In any case, McNamara said this is just the beginning for Target’s partnership with Google.
Next year, Target plans to build out more capabilities such as allowing Redcard holders to get their 5 percent discount and free shipping perks through Google Express. And like Walmart, it is working to allow customers to pick up orders in stores within hours and link Target.com and Google accounts so past purchases will be remembered.
McNamara said the company also hopes to embed other services such as Target Restock into the voice-assisted offering.
“A repeat order is going to be phenomenal on something like the Google Assistant or the Google Home because you don’t have to say which laundry detergent to buy. From your past purchase history we know it’s Tide,” McNamara said.

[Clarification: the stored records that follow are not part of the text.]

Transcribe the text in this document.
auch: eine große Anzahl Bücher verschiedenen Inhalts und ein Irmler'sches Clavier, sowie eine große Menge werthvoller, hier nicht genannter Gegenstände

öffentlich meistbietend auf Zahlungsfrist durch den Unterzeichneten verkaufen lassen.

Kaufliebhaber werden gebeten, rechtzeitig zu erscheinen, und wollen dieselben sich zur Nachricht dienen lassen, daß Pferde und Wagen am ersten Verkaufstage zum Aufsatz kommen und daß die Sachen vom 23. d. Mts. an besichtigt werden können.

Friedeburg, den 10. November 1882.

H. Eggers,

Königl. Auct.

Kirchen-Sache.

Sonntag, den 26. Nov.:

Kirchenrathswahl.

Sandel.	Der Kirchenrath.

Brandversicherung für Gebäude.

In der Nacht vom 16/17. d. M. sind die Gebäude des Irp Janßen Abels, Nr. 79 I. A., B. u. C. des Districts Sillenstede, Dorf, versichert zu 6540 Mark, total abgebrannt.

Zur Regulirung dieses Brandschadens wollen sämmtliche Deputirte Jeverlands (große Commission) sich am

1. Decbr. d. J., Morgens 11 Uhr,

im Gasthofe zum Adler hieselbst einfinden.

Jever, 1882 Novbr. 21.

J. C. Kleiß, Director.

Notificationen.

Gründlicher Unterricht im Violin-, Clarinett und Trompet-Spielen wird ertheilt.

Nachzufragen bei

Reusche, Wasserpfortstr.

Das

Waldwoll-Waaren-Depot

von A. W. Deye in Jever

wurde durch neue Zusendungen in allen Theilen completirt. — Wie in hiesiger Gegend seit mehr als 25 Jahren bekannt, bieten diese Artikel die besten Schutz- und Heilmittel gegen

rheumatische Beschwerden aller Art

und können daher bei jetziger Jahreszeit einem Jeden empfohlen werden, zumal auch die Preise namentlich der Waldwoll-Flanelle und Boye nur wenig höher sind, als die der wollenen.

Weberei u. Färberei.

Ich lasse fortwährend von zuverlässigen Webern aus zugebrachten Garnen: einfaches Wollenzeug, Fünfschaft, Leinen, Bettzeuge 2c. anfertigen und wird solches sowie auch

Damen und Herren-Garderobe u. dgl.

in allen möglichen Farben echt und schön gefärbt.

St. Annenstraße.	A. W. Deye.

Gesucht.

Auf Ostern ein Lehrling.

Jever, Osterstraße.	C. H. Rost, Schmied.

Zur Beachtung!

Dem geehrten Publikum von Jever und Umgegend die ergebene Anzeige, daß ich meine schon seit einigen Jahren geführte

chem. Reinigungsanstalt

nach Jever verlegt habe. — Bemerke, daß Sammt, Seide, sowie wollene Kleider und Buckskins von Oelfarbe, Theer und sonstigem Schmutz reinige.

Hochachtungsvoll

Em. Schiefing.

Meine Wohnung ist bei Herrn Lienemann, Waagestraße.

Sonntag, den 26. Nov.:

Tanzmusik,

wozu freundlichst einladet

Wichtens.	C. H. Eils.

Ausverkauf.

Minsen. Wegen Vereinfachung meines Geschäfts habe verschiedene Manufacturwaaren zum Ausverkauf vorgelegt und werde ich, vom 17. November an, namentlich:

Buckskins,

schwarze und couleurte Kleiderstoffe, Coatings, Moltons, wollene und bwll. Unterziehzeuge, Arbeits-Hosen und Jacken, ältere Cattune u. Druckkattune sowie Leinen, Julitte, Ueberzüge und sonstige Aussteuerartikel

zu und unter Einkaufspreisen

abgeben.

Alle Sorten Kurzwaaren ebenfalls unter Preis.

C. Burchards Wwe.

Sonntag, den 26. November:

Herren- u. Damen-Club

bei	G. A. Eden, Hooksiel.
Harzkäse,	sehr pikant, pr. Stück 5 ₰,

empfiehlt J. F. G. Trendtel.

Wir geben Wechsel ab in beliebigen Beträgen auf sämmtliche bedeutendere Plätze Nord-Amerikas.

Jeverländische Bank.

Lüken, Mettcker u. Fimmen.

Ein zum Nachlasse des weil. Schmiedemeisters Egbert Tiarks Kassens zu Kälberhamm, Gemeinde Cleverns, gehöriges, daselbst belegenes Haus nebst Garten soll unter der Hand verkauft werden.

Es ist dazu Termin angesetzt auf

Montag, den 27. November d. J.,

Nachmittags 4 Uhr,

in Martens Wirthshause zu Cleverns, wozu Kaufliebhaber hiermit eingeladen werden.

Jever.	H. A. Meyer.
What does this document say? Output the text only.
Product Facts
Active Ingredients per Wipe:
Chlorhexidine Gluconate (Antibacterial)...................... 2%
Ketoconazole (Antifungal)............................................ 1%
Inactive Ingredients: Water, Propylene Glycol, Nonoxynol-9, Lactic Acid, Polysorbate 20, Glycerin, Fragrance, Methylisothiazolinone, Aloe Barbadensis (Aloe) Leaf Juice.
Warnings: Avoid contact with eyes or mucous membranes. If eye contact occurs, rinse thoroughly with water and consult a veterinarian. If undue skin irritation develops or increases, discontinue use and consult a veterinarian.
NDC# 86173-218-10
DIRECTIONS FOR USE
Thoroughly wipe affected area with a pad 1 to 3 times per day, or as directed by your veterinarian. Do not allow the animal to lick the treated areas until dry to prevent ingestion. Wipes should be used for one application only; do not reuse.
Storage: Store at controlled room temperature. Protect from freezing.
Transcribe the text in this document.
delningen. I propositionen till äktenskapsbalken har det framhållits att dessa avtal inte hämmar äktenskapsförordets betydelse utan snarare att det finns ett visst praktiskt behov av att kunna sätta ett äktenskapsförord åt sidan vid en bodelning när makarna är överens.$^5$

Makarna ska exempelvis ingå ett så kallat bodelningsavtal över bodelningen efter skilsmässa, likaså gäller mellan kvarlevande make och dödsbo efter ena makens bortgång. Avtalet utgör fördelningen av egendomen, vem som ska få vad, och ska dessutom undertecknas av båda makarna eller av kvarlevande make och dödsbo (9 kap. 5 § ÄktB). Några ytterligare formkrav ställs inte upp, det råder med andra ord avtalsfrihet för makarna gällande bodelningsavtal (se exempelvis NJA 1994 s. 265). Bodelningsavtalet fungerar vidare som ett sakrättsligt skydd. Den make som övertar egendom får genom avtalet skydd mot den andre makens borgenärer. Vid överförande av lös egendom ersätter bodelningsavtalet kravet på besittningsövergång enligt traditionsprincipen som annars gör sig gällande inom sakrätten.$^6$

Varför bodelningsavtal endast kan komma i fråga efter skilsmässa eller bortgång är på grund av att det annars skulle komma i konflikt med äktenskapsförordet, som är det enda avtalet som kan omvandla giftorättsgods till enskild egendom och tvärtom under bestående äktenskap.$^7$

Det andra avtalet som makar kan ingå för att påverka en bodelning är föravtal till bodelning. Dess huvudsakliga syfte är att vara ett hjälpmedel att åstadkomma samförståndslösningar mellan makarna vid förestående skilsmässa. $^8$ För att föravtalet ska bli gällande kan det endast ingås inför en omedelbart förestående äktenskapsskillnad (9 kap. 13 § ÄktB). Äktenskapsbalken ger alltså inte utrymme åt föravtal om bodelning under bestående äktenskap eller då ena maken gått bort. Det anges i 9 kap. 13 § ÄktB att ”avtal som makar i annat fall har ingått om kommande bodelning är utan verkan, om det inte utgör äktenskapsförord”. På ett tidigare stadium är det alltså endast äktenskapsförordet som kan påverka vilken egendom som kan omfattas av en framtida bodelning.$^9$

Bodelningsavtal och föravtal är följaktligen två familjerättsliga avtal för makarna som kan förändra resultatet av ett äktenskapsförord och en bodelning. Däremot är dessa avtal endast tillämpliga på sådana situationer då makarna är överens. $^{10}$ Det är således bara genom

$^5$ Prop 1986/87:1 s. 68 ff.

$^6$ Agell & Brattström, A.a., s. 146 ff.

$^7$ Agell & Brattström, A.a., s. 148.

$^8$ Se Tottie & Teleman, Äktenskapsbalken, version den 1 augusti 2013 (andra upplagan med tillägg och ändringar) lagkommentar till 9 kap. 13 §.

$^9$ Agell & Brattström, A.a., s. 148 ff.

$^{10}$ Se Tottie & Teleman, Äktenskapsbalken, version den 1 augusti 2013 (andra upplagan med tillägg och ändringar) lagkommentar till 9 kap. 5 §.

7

But it won’t be as easy when shoppers are searching for something like a red dress. So Target will be working with Google to find ways to build out compelling experiences to better sell apparel and home goods.
“At Google, we are focused on continued innovation and making Google Express a platform to help retailers like Target offer consumers a high-quality seamless, end-to-end shopping experience,” Daniel Alegre, Google’s president for retail and shopping, said in a statement.
While fresh food is not currently part of Target’s offering through Google Express, McNamara said the retailer is hoping to add that category to the service as well as to Target.com next year.
And while Google’s drivers will initially be making the deliveries through Google Express, McNamara said Target plans to take that part over early next year by tapping into the network of couriers it now has access to through the retailer’s recent acquisition of Grand Junction and through its existing shipping partners such as Federal Express and United Parcel Service.